France Returns to Senegal an 18th-Century Saber That It Looted During the Colonial Period

France Returns to Senegal an 18th-Century Saber That It Looted During the Colonial Period

As a symbolic gesture of France’s commitment in its dedication to restoring African cultural heritage, French Prime Minister Edouard Philip handed the historic sword to the President of Senegal Macky Sall.

Omar Saïdou Tall, a leading Muslim religious leader in the 19th century who fought French colonialists in the 1850s in a region of West Africa that is now Senegal.

Decades later, French troops seized its possessions including the sword.

Omar Saïdou Tall’s sword was seized by French troops

The act followed one year after a report by the French president Emmanuel Macron was published that recommends the return of African artifacts in French museums.

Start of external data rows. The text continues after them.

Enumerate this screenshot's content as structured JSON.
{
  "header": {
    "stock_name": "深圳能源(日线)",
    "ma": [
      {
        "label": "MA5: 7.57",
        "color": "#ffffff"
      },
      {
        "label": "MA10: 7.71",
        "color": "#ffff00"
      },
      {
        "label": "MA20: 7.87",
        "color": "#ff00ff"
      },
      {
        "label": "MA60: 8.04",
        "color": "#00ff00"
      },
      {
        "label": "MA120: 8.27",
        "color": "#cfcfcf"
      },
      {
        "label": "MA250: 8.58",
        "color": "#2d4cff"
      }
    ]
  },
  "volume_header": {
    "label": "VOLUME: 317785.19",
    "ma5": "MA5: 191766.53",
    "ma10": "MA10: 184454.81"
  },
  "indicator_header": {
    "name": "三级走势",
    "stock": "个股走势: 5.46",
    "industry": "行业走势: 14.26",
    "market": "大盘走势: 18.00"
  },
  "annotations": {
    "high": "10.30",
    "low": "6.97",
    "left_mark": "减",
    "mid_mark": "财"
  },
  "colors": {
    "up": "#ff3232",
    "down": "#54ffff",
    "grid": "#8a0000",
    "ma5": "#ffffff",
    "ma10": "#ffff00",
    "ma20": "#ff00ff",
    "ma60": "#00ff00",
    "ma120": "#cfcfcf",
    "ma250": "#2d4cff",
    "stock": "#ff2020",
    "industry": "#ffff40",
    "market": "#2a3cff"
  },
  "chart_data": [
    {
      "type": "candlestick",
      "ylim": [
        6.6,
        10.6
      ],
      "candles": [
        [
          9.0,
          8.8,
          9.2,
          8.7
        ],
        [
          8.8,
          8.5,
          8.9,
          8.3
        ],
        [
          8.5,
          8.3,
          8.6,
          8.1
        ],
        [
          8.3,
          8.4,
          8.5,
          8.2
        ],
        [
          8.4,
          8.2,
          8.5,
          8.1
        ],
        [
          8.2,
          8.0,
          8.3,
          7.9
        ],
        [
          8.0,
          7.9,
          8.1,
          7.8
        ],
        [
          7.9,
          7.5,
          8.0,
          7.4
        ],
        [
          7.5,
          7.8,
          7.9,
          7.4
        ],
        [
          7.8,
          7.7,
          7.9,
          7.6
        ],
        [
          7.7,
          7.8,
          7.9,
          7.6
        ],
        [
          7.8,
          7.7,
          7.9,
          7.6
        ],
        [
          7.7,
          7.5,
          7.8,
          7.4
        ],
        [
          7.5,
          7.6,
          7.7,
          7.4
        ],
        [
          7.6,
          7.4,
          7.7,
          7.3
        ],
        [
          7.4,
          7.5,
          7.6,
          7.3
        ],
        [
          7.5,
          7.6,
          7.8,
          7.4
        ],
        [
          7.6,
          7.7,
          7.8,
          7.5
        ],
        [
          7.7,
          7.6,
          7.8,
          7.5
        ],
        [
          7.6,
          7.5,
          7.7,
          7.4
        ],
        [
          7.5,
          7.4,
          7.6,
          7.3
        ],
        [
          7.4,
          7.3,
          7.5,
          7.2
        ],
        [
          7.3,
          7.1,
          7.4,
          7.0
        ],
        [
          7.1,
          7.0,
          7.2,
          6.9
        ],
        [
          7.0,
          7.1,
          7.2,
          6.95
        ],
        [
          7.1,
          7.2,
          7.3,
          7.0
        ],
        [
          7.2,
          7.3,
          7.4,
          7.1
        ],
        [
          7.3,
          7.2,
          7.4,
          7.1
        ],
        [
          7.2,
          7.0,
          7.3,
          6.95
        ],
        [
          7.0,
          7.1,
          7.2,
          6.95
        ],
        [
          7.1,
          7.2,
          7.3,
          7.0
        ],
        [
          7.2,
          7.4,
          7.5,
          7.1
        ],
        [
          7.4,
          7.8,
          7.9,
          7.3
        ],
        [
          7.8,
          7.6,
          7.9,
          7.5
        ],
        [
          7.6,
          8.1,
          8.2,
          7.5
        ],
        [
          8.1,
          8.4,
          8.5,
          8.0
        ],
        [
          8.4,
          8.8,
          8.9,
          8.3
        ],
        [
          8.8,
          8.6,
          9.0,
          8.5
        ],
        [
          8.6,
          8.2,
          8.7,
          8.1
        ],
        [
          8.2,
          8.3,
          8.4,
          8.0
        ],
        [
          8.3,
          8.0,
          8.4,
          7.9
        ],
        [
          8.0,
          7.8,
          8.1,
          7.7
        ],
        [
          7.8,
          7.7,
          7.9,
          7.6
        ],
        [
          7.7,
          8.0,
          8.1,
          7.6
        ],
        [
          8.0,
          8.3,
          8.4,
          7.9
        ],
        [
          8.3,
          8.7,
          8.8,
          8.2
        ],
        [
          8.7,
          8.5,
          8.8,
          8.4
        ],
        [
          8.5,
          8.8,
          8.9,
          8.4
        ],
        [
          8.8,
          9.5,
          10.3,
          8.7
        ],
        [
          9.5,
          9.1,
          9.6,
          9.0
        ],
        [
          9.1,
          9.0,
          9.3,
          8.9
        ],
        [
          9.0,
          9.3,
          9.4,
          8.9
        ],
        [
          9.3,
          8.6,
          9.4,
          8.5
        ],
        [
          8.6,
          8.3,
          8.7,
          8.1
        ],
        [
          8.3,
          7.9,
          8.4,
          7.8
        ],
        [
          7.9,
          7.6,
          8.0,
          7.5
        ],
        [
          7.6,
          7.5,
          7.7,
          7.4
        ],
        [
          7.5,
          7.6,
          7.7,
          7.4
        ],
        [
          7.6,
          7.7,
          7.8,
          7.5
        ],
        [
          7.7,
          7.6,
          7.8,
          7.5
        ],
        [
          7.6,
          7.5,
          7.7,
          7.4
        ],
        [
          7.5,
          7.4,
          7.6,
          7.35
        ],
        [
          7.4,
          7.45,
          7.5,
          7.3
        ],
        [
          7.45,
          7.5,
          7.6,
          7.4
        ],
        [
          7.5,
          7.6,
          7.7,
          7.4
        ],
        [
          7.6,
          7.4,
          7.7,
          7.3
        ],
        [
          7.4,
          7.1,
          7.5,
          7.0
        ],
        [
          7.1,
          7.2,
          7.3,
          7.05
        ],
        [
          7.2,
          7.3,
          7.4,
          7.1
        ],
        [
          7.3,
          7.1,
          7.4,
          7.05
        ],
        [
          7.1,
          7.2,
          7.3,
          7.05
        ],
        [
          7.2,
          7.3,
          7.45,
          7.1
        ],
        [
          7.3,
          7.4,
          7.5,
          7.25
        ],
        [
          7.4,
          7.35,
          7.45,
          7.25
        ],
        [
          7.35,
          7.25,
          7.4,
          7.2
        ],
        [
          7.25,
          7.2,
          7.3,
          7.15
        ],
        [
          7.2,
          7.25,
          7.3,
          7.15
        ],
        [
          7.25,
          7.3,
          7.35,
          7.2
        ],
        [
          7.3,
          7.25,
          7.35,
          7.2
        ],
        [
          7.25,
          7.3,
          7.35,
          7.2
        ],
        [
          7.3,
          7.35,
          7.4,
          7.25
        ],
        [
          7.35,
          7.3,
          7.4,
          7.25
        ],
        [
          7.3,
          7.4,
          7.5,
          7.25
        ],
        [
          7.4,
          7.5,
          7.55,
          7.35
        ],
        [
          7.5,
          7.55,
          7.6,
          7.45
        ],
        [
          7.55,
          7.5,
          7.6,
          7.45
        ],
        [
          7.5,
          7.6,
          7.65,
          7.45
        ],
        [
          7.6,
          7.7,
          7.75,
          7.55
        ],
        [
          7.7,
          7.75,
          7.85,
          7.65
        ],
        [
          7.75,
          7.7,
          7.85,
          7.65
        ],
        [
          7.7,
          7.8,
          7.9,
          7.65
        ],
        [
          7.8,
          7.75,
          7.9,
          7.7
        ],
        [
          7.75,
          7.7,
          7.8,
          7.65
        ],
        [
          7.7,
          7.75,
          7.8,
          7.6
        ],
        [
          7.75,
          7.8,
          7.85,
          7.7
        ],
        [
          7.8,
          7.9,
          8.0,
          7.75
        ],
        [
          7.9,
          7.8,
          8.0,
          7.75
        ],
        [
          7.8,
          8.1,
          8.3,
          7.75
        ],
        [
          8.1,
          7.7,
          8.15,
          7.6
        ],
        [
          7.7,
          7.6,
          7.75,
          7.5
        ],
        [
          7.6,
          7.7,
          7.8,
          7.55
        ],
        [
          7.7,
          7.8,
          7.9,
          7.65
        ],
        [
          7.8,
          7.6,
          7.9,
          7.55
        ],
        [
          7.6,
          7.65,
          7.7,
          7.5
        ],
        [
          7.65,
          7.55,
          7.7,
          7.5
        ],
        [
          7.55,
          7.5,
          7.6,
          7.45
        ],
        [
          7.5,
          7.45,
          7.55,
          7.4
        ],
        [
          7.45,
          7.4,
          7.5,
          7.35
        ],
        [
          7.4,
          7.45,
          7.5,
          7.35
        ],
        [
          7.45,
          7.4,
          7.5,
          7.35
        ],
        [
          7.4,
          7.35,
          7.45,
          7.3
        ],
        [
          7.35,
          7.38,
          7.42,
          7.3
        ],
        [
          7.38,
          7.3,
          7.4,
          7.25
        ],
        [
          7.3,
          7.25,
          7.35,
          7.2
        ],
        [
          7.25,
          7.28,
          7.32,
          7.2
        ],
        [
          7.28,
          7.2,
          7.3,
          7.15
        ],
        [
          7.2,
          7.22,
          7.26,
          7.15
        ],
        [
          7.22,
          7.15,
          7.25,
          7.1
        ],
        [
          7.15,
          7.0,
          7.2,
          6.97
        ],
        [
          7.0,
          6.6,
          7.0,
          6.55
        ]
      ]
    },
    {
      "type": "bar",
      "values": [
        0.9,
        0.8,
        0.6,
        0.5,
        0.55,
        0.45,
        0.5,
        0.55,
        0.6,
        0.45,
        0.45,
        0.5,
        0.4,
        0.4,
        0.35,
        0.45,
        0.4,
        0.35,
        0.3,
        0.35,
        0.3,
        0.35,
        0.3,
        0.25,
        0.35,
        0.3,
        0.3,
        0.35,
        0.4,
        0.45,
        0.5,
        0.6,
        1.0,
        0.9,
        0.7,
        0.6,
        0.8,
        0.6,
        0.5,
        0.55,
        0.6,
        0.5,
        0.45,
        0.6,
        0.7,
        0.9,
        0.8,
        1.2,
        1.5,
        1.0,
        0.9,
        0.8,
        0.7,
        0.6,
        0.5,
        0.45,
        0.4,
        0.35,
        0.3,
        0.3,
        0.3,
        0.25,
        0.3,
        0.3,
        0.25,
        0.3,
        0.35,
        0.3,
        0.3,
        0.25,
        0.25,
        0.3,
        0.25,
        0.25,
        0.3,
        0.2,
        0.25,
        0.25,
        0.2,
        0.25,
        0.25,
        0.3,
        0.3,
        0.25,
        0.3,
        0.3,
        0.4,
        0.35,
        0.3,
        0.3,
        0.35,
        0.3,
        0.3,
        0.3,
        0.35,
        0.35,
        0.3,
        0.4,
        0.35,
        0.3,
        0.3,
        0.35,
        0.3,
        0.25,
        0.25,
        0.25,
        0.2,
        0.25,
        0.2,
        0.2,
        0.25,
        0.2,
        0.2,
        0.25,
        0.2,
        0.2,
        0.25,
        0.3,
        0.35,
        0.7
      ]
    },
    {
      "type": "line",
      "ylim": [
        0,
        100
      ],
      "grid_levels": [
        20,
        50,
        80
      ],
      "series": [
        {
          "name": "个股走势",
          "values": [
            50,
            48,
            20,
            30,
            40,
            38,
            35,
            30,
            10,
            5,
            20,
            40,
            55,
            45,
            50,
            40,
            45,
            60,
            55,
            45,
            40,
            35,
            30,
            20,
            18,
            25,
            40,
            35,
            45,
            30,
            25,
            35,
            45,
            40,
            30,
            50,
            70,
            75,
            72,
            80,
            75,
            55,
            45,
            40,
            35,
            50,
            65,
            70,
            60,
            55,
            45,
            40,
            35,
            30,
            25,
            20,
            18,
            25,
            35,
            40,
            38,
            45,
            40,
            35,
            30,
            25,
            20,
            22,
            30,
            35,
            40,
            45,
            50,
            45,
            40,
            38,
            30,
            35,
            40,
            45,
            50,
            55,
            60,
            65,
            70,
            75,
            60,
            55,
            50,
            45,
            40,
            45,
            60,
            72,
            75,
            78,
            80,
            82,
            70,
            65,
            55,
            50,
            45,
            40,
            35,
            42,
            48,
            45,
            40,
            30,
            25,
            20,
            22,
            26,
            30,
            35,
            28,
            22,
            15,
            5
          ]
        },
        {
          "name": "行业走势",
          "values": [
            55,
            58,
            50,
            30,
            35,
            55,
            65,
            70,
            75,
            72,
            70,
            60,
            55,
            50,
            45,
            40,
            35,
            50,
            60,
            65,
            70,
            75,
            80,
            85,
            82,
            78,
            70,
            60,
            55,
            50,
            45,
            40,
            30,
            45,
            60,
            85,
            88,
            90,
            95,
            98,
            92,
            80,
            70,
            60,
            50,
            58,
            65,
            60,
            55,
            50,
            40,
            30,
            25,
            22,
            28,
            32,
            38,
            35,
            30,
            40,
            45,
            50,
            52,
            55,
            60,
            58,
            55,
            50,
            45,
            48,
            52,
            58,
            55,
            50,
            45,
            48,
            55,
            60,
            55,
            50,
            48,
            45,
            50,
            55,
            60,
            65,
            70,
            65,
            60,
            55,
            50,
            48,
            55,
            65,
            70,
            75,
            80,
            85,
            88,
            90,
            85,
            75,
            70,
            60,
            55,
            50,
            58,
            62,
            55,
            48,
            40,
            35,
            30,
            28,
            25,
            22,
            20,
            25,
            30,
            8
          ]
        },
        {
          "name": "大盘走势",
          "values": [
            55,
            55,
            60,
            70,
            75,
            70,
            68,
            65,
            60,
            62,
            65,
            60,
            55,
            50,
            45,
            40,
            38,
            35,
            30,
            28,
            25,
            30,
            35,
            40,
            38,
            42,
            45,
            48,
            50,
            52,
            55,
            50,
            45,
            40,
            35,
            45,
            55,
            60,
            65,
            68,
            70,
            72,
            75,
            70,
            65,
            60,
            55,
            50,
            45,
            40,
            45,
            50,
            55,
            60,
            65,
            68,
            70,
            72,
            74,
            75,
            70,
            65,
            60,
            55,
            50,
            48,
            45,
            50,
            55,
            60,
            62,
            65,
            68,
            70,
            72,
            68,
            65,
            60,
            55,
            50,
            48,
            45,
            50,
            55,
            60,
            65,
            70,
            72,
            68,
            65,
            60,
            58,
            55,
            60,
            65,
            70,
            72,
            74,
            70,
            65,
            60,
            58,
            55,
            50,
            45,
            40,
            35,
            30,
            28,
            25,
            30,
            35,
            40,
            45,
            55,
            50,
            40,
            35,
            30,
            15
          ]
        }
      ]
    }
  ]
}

There are about 90,000 Sub-Saharan artifacts in French public collections, many of them looted or acquired during the colonial era. Senegal gained independence from France in 1960.

France has yet to make good on Macron’s pledges: nothing has as yet been definitively returned, and a promised conference on the subject has yet to materialise.

Permanent repatriations will also require a change in French law, which deems museum collections to be “inalienable.”

Today’s ceremony is, therefore “not strictly speaking restitution,” the French government said in a statement.

The sword, whose leather handle is trimmed with a base shaped like a bird’s beak, has already been on display in Senegal’s new Museum of Black Civilisations as a loan from the Musée de L’armée in Paris.

Nonetheless, Sall welcomed the return as “historic,” saying it signals “a new chapter in French-Senegalese relations.”